When raising the topic of how First Nations fashion is evolving in 2024, the menswear designer reinforced the notion that our values are a direct reflection of what we care about, so to see diversity as an industry-wide value, would be the type of drastic change the fashion industry needs.

“I believe our values direct what we care about, so to see diversity as an industry-wide value, it would only be natural that an environment of authentic representation would follow. So, my hope is that we are moving towards that direction,” Page told Style Up.

“It’s amazing to see the work from the team at Mob in Fashion are doing in this space, creating waves and normality around seeing more mob in this industry – both in front of and behind the camera.

"They’re leading the way when it comes to cultivating opportunities and a platform for mob in this space."

Models backstage wearing Joseph & James at PayPal Melbourne Fashion Festival. (Image: Dan Castano) 

Since graduating with a Bachelor of Fashion Technology degree in 2017, Page knew she wanted to create a brand that was not only unique in its design, but its approach to sustainability, inclusivity and purpose.

This point of difference has seen Joseph & James – as well as Page – be celebrated and commended for their ongoing efforts, brand appeal and popularity.

Aside from the brand featuring at both Melbourne and Australian Fashion Week in 2023, Page was nominated for the Indigenous Designer of the at the 2023 Australian Fashion Laureate.
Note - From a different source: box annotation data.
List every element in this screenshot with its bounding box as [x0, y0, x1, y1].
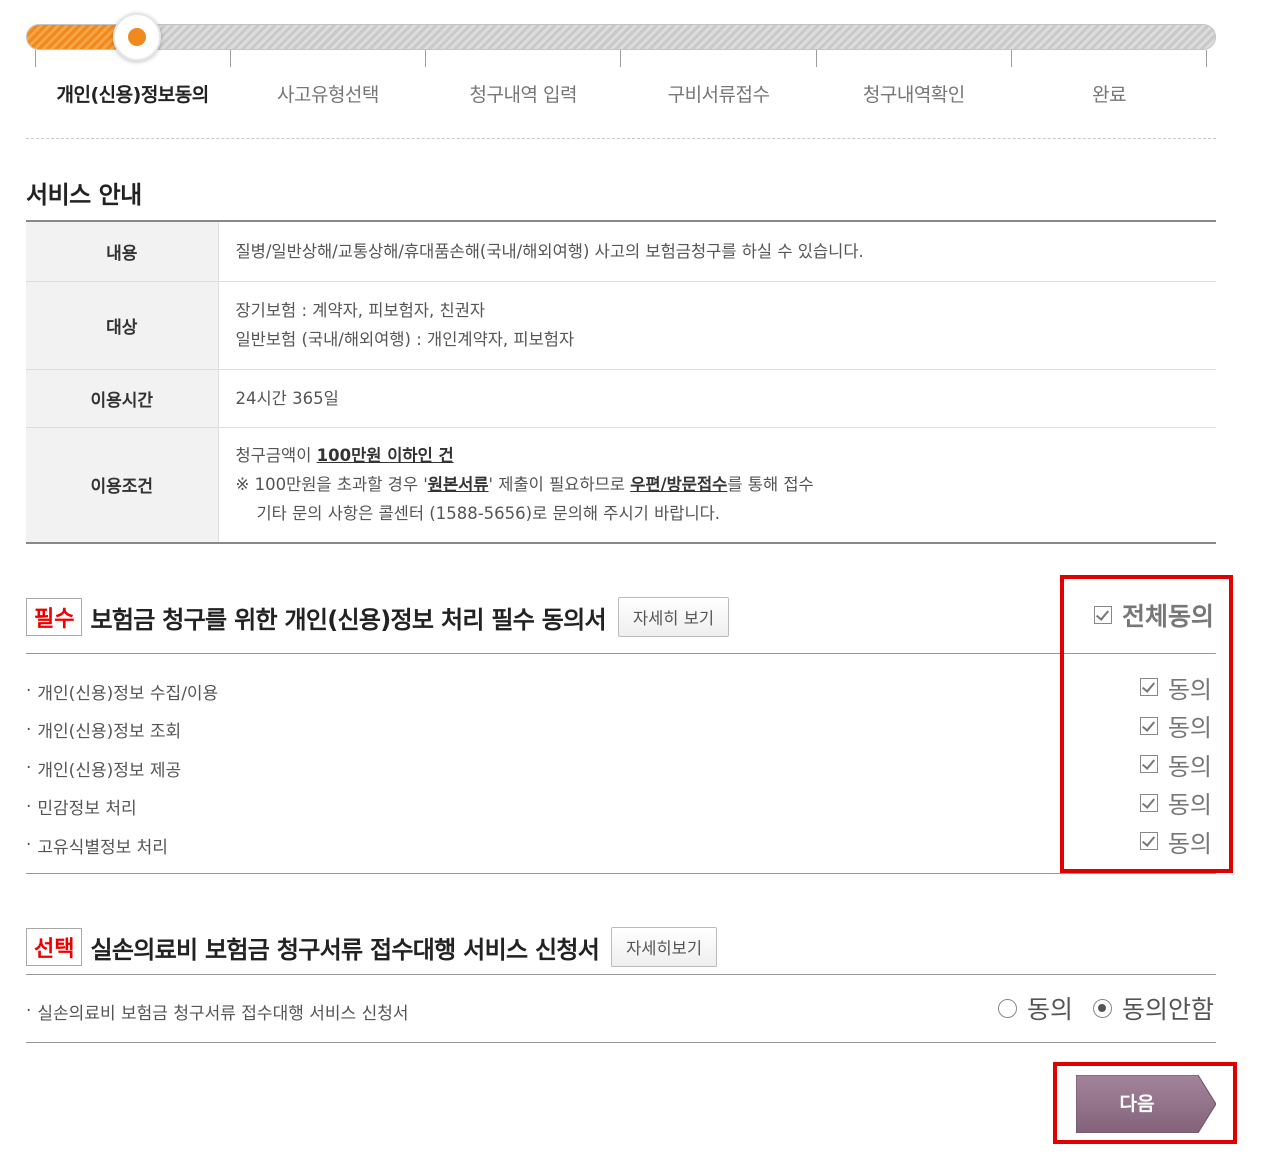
progress-bar	[26, 13, 1216, 61]
divider	[26, 1042, 1216, 1043]
row-value: 장기보험 : 계약자, 피보험자, 친권자 일반보험 (국내/해외여행) : 개…	[218, 281, 1216, 370]
row-label: 이용시간	[26, 369, 219, 428]
row-value-line: 청구금액이 100만원 이하인 건	[235, 446, 454, 466]
row-value: 청구금액이 100만원 이하인 건 ※ 100만원을 초과할 경우 '원본서류'…	[218, 427, 1216, 544]
divider	[26, 873, 1216, 874]
list-item: 민감정보 처리	[26, 788, 218, 827]
progress-tick	[230, 50, 231, 67]
service-section-title: 서비스 안내	[26, 181, 142, 209]
row-label: 이용조건	[26, 427, 219, 544]
radio-agree-label[interactable]: 동의	[1027, 990, 1073, 1026]
progress-tick	[35, 50, 36, 67]
radio-disagree-label[interactable]: 동의안함	[1122, 990, 1214, 1026]
table-row: 내용 질병/일반상해/교통상해/휴대품손해(국내/해외여행) 사고의 보험금청구…	[26, 221, 1216, 282]
list-item: 개인(신용)정보 수집/이용	[26, 672, 218, 711]
next-button[interactable]: 다음	[1076, 1075, 1216, 1133]
optional-consent-header: 선택 실손의료비 보험금 청구서류 접수대행 서비스 신청서 자세히보기	[26, 927, 718, 967]
row-value-line: 장기보험 : 계약자, 피보험자, 친권자	[235, 301, 486, 320]
step-documents: 구비서류접수	[667, 84, 770, 106]
step-personal-info-consent: 개인(신용)정보동의	[56, 84, 210, 106]
progress-tick	[816, 50, 817, 67]
row-value-line: ※ 100만원을 초과할 경우 '원본서류' 제출이 필요하므로 우편/방문접수…	[235, 475, 814, 495]
required-consent-header: 필수 보험금 청구를 위한 개인(신용)정보 처리 필수 동의서 자세히 보기	[26, 597, 730, 637]
progress-tick	[1011, 50, 1012, 67]
row-label: 내용	[26, 221, 219, 282]
list-item: 실손의료비 보험금 청구서류 접수대행 서비스 신청서	[26, 992, 408, 1031]
radio-agree[interactable]	[997, 998, 1017, 1018]
radio-disagree[interactable]	[1092, 998, 1112, 1018]
row-value-line: 기타 문의 사항은 콜센터 (1588-5656)로 문의해 주시기 바랍니다.	[256, 504, 721, 524]
required-consent-title: 보험금 청구를 위한 개인(신용)정보 처리 필수 동의서	[90, 605, 606, 634]
table-row: 이용조건 청구금액이 100만원 이하인 건 ※ 100만원을 초과할 경우 '…	[26, 427, 1216, 544]
divider	[26, 974, 1216, 975]
progress-tick	[425, 50, 426, 67]
row-value-line: 일반보험 (국내/해외여행) : 개인계약자, 피보험자	[235, 330, 575, 349]
table-row: 이용시간 24시간 365일	[26, 369, 1216, 428]
row-value: 질병/일반상해/교통상해/휴대품손해(국내/해외여행) 사고의 보험금청구를 하…	[218, 221, 1216, 282]
step-labels: 개인(신용)정보동의 사고유형선택 청구내역 입력 구비서류접수 청구내역확인 …	[35, 80, 1207, 107]
step-claim-confirm: 청구내역확인	[862, 84, 965, 106]
optional-detail-button[interactable]: 자세히보기	[611, 927, 718, 967]
step-complete: 완료	[1092, 84, 1127, 106]
required-badge: 필수	[26, 598, 83, 636]
divider	[26, 653, 1216, 654]
divider	[26, 138, 1216, 139]
optional-badge: 선택	[26, 928, 83, 966]
optional-consent-radio-group: 동의 동의안함	[997, 990, 1214, 1026]
service-info-table: 내용 질병/일반상해/교통상해/휴대품손해(국내/해외여행) 사고의 보험금청구…	[26, 220, 1216, 544]
progress-tick	[620, 50, 621, 67]
optional-consent-title: 실손의료비 보험금 청구서류 접수대행 서비스 신청서	[90, 935, 600, 964]
next-button-label: 다음	[1119, 1093, 1155, 1115]
list-item: 개인(신용)정보 제공	[26, 749, 218, 788]
step-claim-input: 청구내역 입력	[469, 84, 578, 106]
required-consent-items: 개인(신용)정보 수집/이용 개인(신용)정보 조회 개인(신용)정보 제공 민…	[26, 672, 218, 865]
required-detail-button[interactable]: 자세히 보기	[617, 597, 730, 637]
list-item: 고유식별정보 처리	[26, 826, 218, 865]
table-row: 대상 장기보험 : 계약자, 피보험자, 친권자 일반보험 (국내/해외여행) …	[26, 281, 1216, 370]
highlight-box	[1060, 575, 1233, 873]
list-item: 개인(신용)정보 조회	[26, 711, 218, 750]
row-value: 24시간 365일	[218, 369, 1216, 428]
progress-knob	[113, 13, 161, 61]
step-accident-type: 사고유형선택	[277, 84, 379, 106]
row-label: 대상	[26, 281, 219, 370]
progress-tick	[1206, 50, 1207, 67]
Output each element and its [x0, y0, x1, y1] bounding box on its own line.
With the brand’s name representing two important people in Page’s life who underpin the ethos of the brand: resolute, steadfast, authentic, and trustworthy, the designer has always viewed Joseph & James as much more than just a fashion brand.

As all Joseph & James collections being made of ‘parts’ which are not replacements, but additions, collections typically include custom-developed fabrics, curated textures, unifying colour palettes, and original prints – all reflecting the brand’s commitment to detail, quality and craftsmanship.

(Image: Dan Castano) 

As the brand’s popularity and sales continue to rise, Page said it is an incredibly exciting time for herself and the brand as they move into more opportunities, both on and off the runway.

“We’re working towards releasing a new collection later this year, and excitingly we are participating at Australian Fashion Week thanks to the DAAF Indigenous Fashion Pathways Program supported by David Jones,” she said.

Made with longevity, practicality and ageless aesthetics in mind, Joseph & James has reinforced the idea that in order to buy less, we need to invest smarter.

Whilst it’s fun to look at fashion trends for inspiration, appreciate them for what... a fleeting moment in which the industry deems an item of style of clothing, cool or uncool. 

Page and her brands remind us that timeless, sustainable and well-crafted garments are what will carry us from season to season – or even year to year.